Em maio de 1942, a URSS se encontra numa terrível situação: o exército alemão se dirige para o rio Volga e os territórios do Cáucaso. O exército soviético está à beira de desmoronar. Ao longo deste ano de 1942, Stálin manda fuzilar 32 generais que julga culpados pelas derrotas provocadas pelas suas decisões. O próprio Zhukov, mais tarde, critica-o por ter exigido no início do conflito “prazos de preparação e execução das operações impossíveis de realizar”, o que “provocou grandes perdas em homens e meios materiais”.

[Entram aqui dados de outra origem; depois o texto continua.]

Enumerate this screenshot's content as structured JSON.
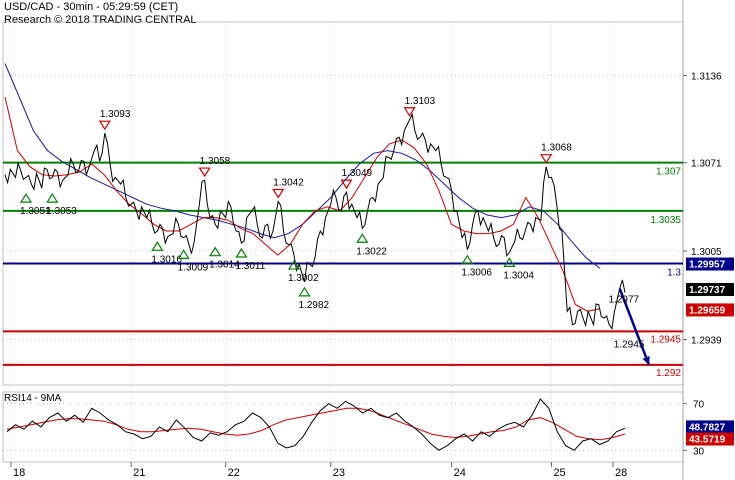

Os alemães começam a cercar Stalingrado desde setembro de 1942. Stálin passa então a confiar as decisões a um pequeno círculo de chefes militares, dentre eles Zhukov e Vassilievski que lhe trazem o plano do contra-ataque em Stalingrado.

A derrota alemã e a rendição do marechal Paulus, em janeiro de 1943, marcam uma virada na guerra. Virada moral, política e militar. O que não impediu Stálin de continuar seus jogos burocráticos custosos em vidas humanas. Durante os cinco meses da batalha de Stalingrado, 13.500 soldados e oficiais foram fuzilados pela NKVD (polícia política) acusados de covardia, deserção, recuo sem autorização e automutilação.

Em 25 de junho de 1945, Stálin se proclama “generalíssimo”. A URSS pagou a vitória contra Hitler com 27 milhões de mortos. O país vitorioso estava arruinado, faminto e no limite de suas forças. Esse enfraquecimento contribuiu também para que o primeiro culpado por essa situação, Stálin, e a burocracia por ele dirigida, se mantivessem no poder”.



Trotsky e a defesa da URSS

Antes de ser assassinado por um agente de Stálin em seu exílio mexicano em agosto de 1940, Trotsky orientou a 4a Internacional a defender a URSS em caso de agressão militar de Hitler. Seu livro “Em defesa do marxismo” (setembro de 1939) é dedicado a polemizar contra os que traçavam um sinal de igual entre Stálin e Hitler (trechos abaixo):

“O que defendemos na URSS? Não são aquelas coisas nas quais a URSS se parece com os países capitalistas, mais precisamente aquilo em que ela se diferencia destes – a propriedade estatal. (…)

Suponhamos que Hitler aponte seus canhões para o Leste e invada os territórios ocupados pelo Exército Vermelho. Sob estas condições, os partidários da 4a Internacional, sem modificar de forma alguma sua atitude frente à oligarquia do Kremlin, colocarão como a mais urgente tarefa do movimento, a resistência militar contra Hitler. Os operários dirão: ‘Não podemos deixar que Hitler derrote Stálin; isso é tarefa nossa’. Durante a luta militar contra Hitler, os operários revolucionários devem se esforçar para manter as relações, as mais fraternas possíveis, com a base dos lutadores do Exército Vermelho. Enquanto isso com as armas nas mãos, lutam contra Hitler, os bolcheviques deverão ao mesmo tempo, fazer propaganda revolucionária contra Stalin, preparando sua derrota para a próxima, e talvez muito próxima, etapa.

Este tipo de ‘defesa da URSS’, naturalmente será diferente – tanto quanto o céu é diferente da terra – da defesa oficial que agora é levada a cabo sob o lema: ‘Pela Pátria! Por Stálin! ’. Nossa defesa da URSS é colocada sob o lema: ‘Pelo socialismo! Pela Revolução Mundial! Contra Stálin’. ”

artigo originamente publicado na edição nº 766 de 21 de maio de 2015 do jornal O Trabalho.